Most notably, Broder has developed a new, idiosyncratic parenthetical delivery—a delivery absent from her last novel, Milk Fed (2021), which was about a voracious young woman with an eating disorder. (If her last novel was about appetite, her new novel is about abstinence. Death Valley’s narrator has little opportunity to indulge in anything.) Broder’s use of parentheses might be seen in the “diarrhea monsoon” quotation above. It’s also on display in the following passage:
When interviewed about my “writing process,” I always say that I don’t believe a person has to suffer to make art. But that’s only because I imagine it’s true for others (also, I don’t want to be accused of inspiring teen suicide). If ever I attempt to make the inside of my skull a softer place to live (i.e., by saying kind and gentle words to myself), a counter-alert pops up inside my head that says, This is dangerous. Do not tread here. Also, you’re wrong.
The parentheticals act as asides to her readers, but because the novel is already in a soliloquizing mode, they are, in effect, double-asides, or meta-asides. The narrator provides her own running commentary—correcting, troubling, qualifying, and contradicting the thoughts and counter-thoughts that she is relating to us anyway. This style is highly appropriate for a self-obsessed character, and its feints and pivots maintain a lively and entertaining tone throughout the novel.
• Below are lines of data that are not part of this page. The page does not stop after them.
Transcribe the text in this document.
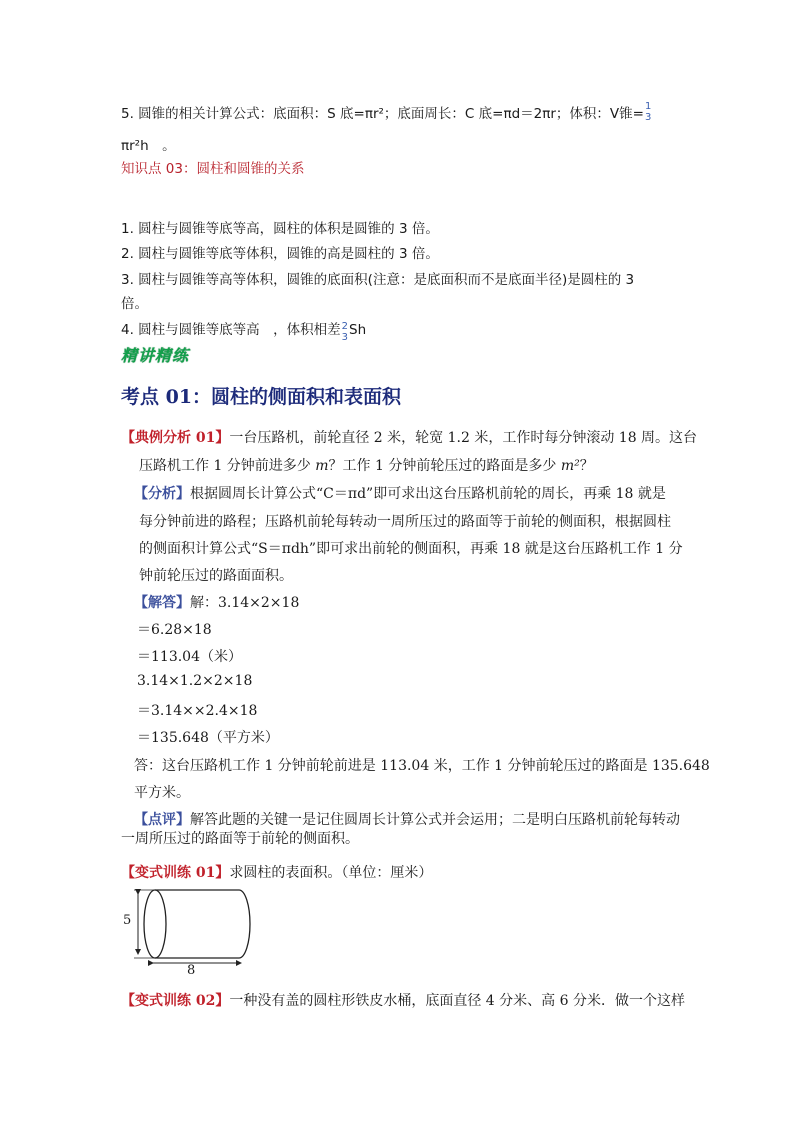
5. 圆锥的相关计算公式：底面积：S 底=πr²；底面周长：C 底=πd＝2πr；体积：V锥= 1
3
πr²h　。
知识点 03：圆柱和圆锥的关系
1. 圆柱与圆锥等底等高，圆柱的体积是圆锥的 3 倍。
2. 圆柱与圆锥等底等体积，圆锥的高是圆柱的 3 倍。
3. 圆柱与圆锥等高等体积，圆锥的底面积(注意：是底面积而不是底面半径)是圆柱的 3
倍。
4. 圆柱与圆锥等底等高　，体积相差 2
3 Sh
精讲精练
考点 01：圆柱的侧面积和表面积
【典例分析 01】一台压路机，前轮直径 2 米，轮宽 1.2 米，工作时每分钟滚动 18 周。这台
压路机工作 1 分钟前进多少 m？工作 1 分钟前轮压过的路面是多少 m²？
【分析】根据圆周长计算公式“C＝πd”即可求出这台压路机前轮的周长，再乘 18 就是
每分钟前进的路程；压路机前轮每转动一周所压过的路面等于前轮的侧面积，根据圆柱
的侧面积计算公式“S＝πdh”即可求出前轮的侧面积，再乘 18 就是这台压路机工作 1 分
钟前轮压过的路面面积。
【解答】解：3.14×2×18
＝6.28×18
＝113.04（米）
3.14×1.2×2×18
＝3.14××2.4×18
＝135.648（平方米）
答：这台压路机工作 1 分钟前轮前进是 113.04 米，工作 1 分钟前轮压过的路面是 135.648
平方米。
【点评】解答此题的关键一是记住圆周长计算公式并会运用；二是明白压路机前轮每转动
一周所压过的路面等于前轮的侧面积。
【变式训练 01】求圆柱的表面积。（单位：厘米）
5
8
【变式训练 02】一种没有盖的圆柱形铁皮水桶，底面直径 4 分米、高 6 分米．做一个这样
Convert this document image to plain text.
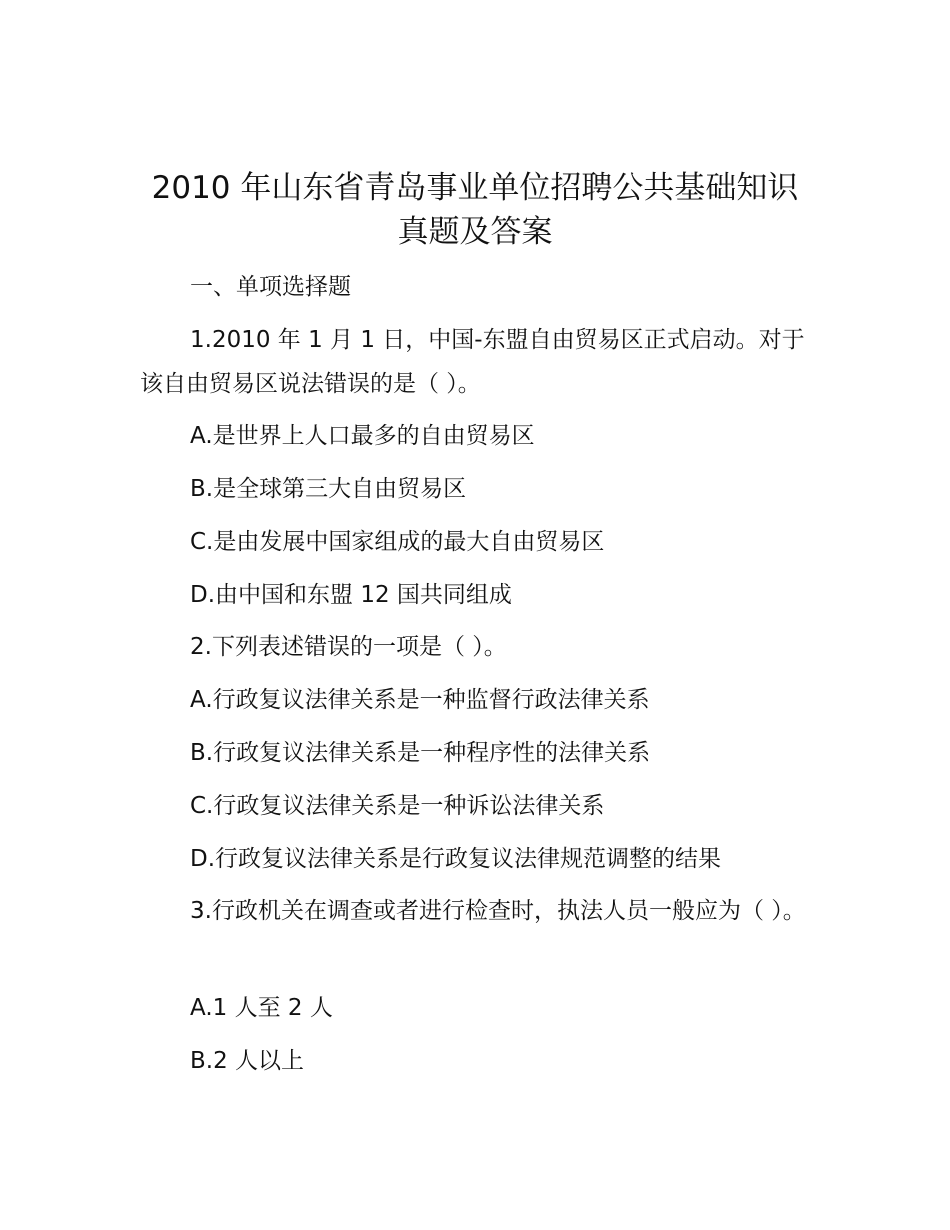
2010 年山东省青岛事业单位招聘公共基础知识真题及答案

一、单项选择题

1.2010 年 1 月 1 日，中国-东盟自由贸易区正式启动。对于该自由贸易区说法错误的是（ ）。

A.是世界上人口最多的自由贸易区

B.是全球第三大自由贸易区

C.是由发展中国家组成的最大自由贸易区

D.由中国和东盟 12 国共同组成

2.下列表述错误的一项是（ ）。

A.行政复议法律关系是一种监督行政法律关系

B.行政复议法律关系是一种程序性的法律关系

C.行政复议法律关系是一种诉讼法律关系

D.行政复议法律关系是行政复议法律规范调整的结果

3.行政机关在调查或者进行检查时，执法人员一般应为（ ）。

A.1 人至 2 人

B.2 人以上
Where the plot falters, the voice still commands attention. Broder has achieved something here that may serve her well in future works.
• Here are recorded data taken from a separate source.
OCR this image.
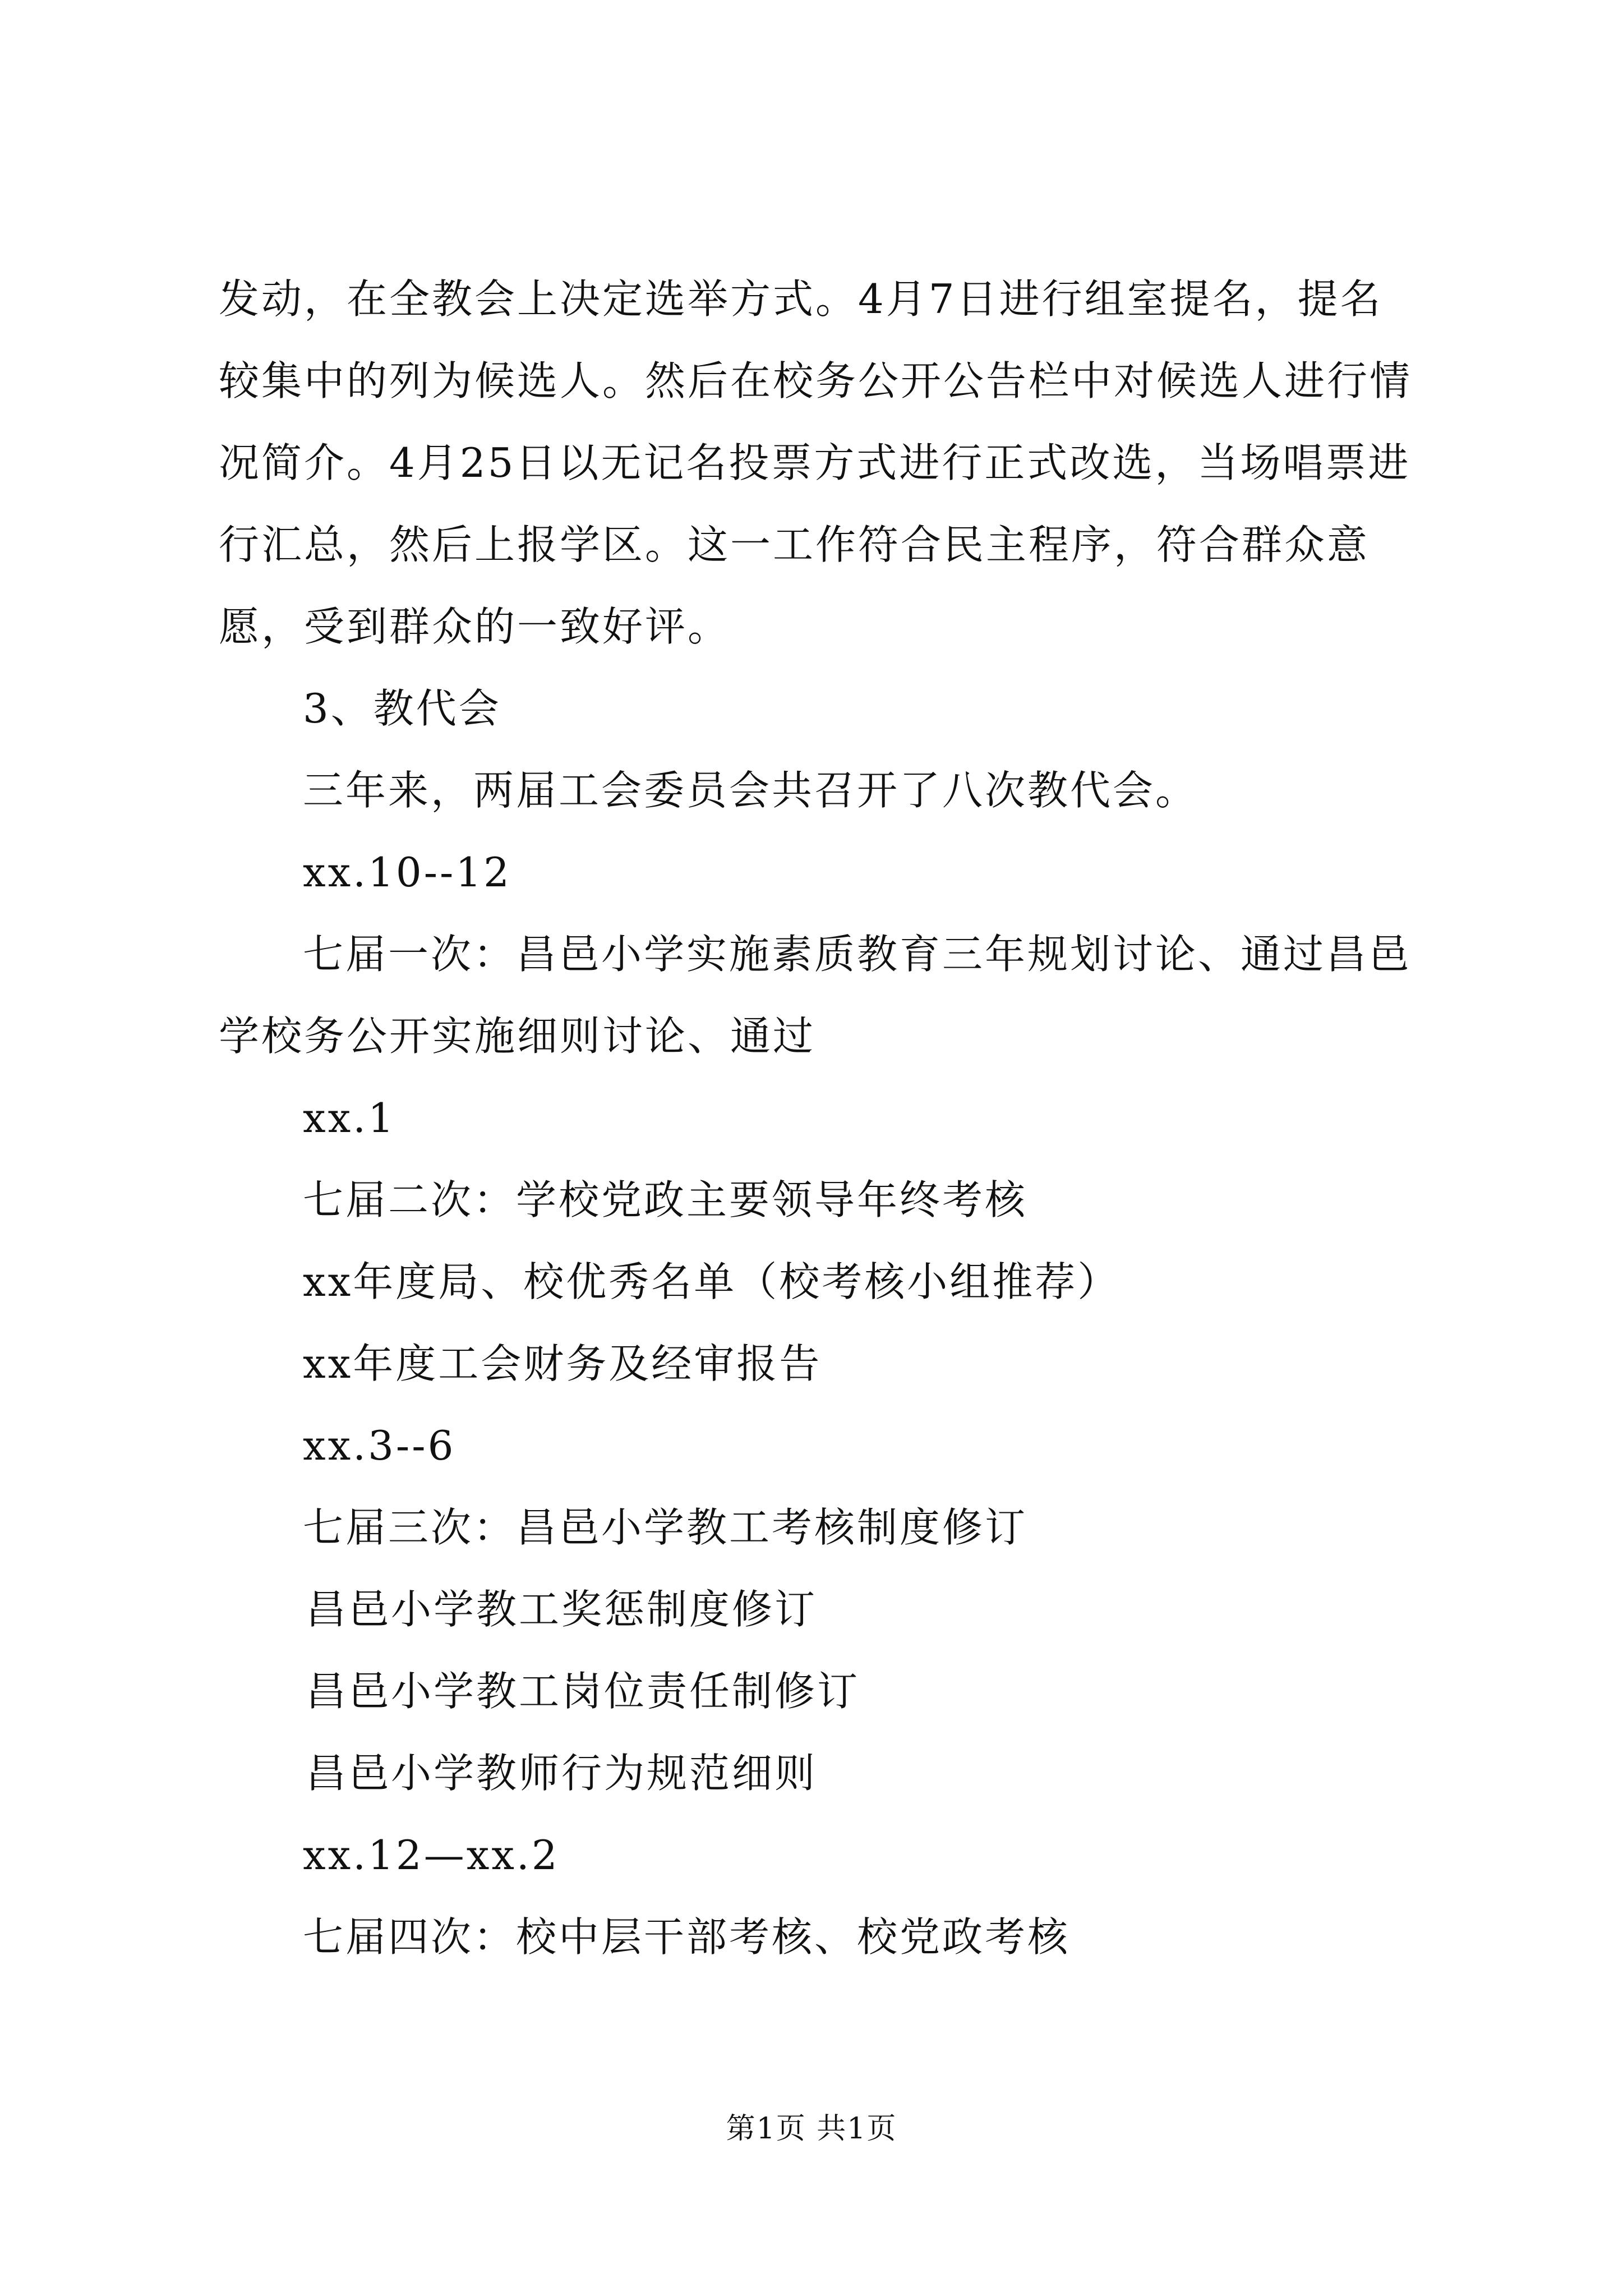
发动，在全教会上决定选举方式。4月7日进行组室提名，提名较集中的列为候选人。然后在校务公开公告栏中对候选人进行情况简介。4月25日以无记名投票方式进行正式改选，当场唱票进行汇总，然后上报学区。这一工作符合民主程序，符合群众意愿，受到群众的一致好评。

3、教代会

三年来，两届工会委员会共召开了八次教代会。

xx.10--12

七届一次：昌邑小学实施素质教育三年规划讨论、通过昌邑学校务公开实施细则讨论、通过

xx.1

七届二次：学校党政主要领导年终考核

xx年度局、校优秀名单（校考核小组推荐）

xx年度工会财务及经审报告

xx.3--6

七届三次：昌邑小学教工考核制度修订

昌邑小学教工奖惩制度修订

昌邑小学教工岗位责任制修订

昌邑小学教师行为规范细则

xx.12—xx.2

七届四次：校中层干部考核、校党政考核

第1页 共1页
This narrative polyphony partly makes up for the fact that hardly any other characters speak in the novel—which is a shame because when they do, they’re often funny. Best Western employee Jethra, for example, describes a Bulgarian funeral: “Very different from American funeral. People are screaming, throwing dirt. People are trying to climb into the coffin!” Is that good? “Yes, I recommend.”
What is this narrator doing in the desert? She’s walking through the valley of the shadow of death. She’s also finding herself. (It’s a spiritual journey.) But her best chance at success is to avoid doing it alone.